Cos’è l’oblio oncologico e perché se ne sta parlando? Si tratta di un diritto soggettivo che tutela gli ex malati di cancro, spesso costretti a fare i conti con le conseguenze del tumore per anni, anche a livello amministrativo. Attualmente, nel nostro ordinamento, non è però riconosciuto. Dovrebbe partire tra pochi giorni, alla Camera, la discussione sui quattro disegni di legge – due presentati dalla maggioranza, due dalla minoranza – che ne prevedono l’inserimento, sul modello di quanto già accaduto in altri Paesi europei. L’obiettivo del governo è quello di arrivare, entro l’estate, a un testo unico che metta d’accordo tutte le forze politiche. Capiamo cosa prevede nel dettaglio.

Cos’è l’oblio oncologico?

Il concetto di “diritto all’oblio oncologico” deriva da quello, più generico, di “diritto all’oblio”, che consiste nel rendere inaccessibili online – dopo un certo periodo di tempo – i propri dati personali. Rientra, in pratica, nel diritto che ogni individuo ha di potersi lasciare alle spalle vicende ritenute superate, essendo “dimenticato” per fatti che in passato furono oggetto di cronaca: notizie che, anche se vere, rischierebbero di danneggiare, nel presente, l’onore o le attività (professionali e non) del soggetto coinvolto. Si tratta di un diritto conseguente a quello della riservatezza e protezione dei dati. Più in generale, della privacy.

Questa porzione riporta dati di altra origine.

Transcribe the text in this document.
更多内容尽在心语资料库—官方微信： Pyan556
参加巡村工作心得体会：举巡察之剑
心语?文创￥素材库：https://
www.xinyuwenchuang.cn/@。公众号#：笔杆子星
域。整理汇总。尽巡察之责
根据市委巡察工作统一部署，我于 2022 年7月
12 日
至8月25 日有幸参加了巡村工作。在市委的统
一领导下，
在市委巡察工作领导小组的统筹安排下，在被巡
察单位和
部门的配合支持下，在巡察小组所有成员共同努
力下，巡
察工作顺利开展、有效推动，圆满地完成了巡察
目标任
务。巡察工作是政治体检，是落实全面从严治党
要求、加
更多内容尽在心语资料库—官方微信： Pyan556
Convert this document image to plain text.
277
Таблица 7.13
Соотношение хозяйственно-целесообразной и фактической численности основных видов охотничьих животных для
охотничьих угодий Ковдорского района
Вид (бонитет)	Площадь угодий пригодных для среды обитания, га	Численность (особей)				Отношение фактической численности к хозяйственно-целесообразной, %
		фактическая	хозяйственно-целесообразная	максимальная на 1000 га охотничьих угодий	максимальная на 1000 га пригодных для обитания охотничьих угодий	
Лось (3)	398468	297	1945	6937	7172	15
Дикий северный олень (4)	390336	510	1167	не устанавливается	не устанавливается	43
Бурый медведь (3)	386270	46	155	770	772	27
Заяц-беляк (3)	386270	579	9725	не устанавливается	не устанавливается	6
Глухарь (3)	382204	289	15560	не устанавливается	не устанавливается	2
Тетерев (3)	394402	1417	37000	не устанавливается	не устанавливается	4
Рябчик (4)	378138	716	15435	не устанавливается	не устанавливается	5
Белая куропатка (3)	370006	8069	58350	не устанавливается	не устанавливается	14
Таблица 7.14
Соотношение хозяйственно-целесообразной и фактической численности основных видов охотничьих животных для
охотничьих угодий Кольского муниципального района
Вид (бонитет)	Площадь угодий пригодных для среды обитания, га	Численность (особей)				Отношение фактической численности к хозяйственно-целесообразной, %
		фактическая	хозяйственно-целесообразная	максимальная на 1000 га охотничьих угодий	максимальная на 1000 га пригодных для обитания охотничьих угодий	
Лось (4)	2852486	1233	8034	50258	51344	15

L’accezione “oncologica” di tale diritto riguarda la possibilità, per le persone guarite da un tumore (i tempi per essere considerati “guariti” variano in relazione alle diverse neoplasie), di non fornire informazioni sulla propria malattia pregressa. Cosa che attualmente è richiesta, in alcune circostanze. Si è obbligati a dichiararlo, ad esempio, per accedere ai servizi bancari e finanziari, tra i quali la stipula di assicurazioni e l’ottenimento di mutui, ma anche nei percorsi per l’adozione di un bambino. Con il risultato che, spesso, si risulta svantaggiati rispetto alle altre persone. Una vera e propria discriminazione, che più volte, nel corso degli anni, le associazioni attive in ambito tumorale hanno denunciato, chiedendo che fossero fatti dei passi in avanti.

I disegni di legge presentati alla Camera

Dei cambiamenti alla fine ci sono stati. L’Unione Europea ha infatti chiesto ai suoi Stati membri di garantire il diritto all’oblio oncologico ai propri cittadini entro il 2025. Diversi Paesi, come Francia, Lussemburgo, Belgio, Olanda, Portogallo e Romania si sono già adeguati. La Spagna è sulla giusta via. E l’Italia? Nel nostro Paese maggioranza e minoranza di governo hanno depositato quattro disegni di legge che – sul modello francese – prevedono il diritto all’oblio oncologico per gli ex malati di tumore a 10 anni dalla conclusione delle terapie (5 nel caso di diagnosi in minore età, fino ai 21 anni). Due di essi prevedono, poi, l’istituzione di un supervisore sull’applicazione della legge e di un garante per la parità di trattamento.

La discussione in Commissione Affari sociali della Camera dovrebbe partire già nei prossimi giorni. L’obiettivo del governo è arrivare, entro la prossima estate, a un testo unico che metta d’accordo tutti, al di là delle divisioni politiche. Se fosse inserito nel nostro ordinamento, il diritto riguarderebbe quasi 1 milione di persone che attualmente, nonostante la guarigione, non possono accedere con la stessa facilità degli altri a particolari servizi. Per aiutarli l’Associazione Italiana di Oncologia Medica (AIOM), in collaborazione con altre associazioni (come FAVO e AIRC) aveva lanciato una raccolta firme.

Lo scopo è quello di assicurare agli ex pazienti oncologici di vivere una “vita normale”, senza essere etichettati, come spesso avviene, per la malattia che hanno dovuto combattere. “Io non sono il mio tumore”, si chiamava, non a caso, la campagna di sensibilizzazione che accompagnava la raccolta firme. È ciò a cui, attraverso l’introduzione del diritto all’oblio oncologico, si aspira.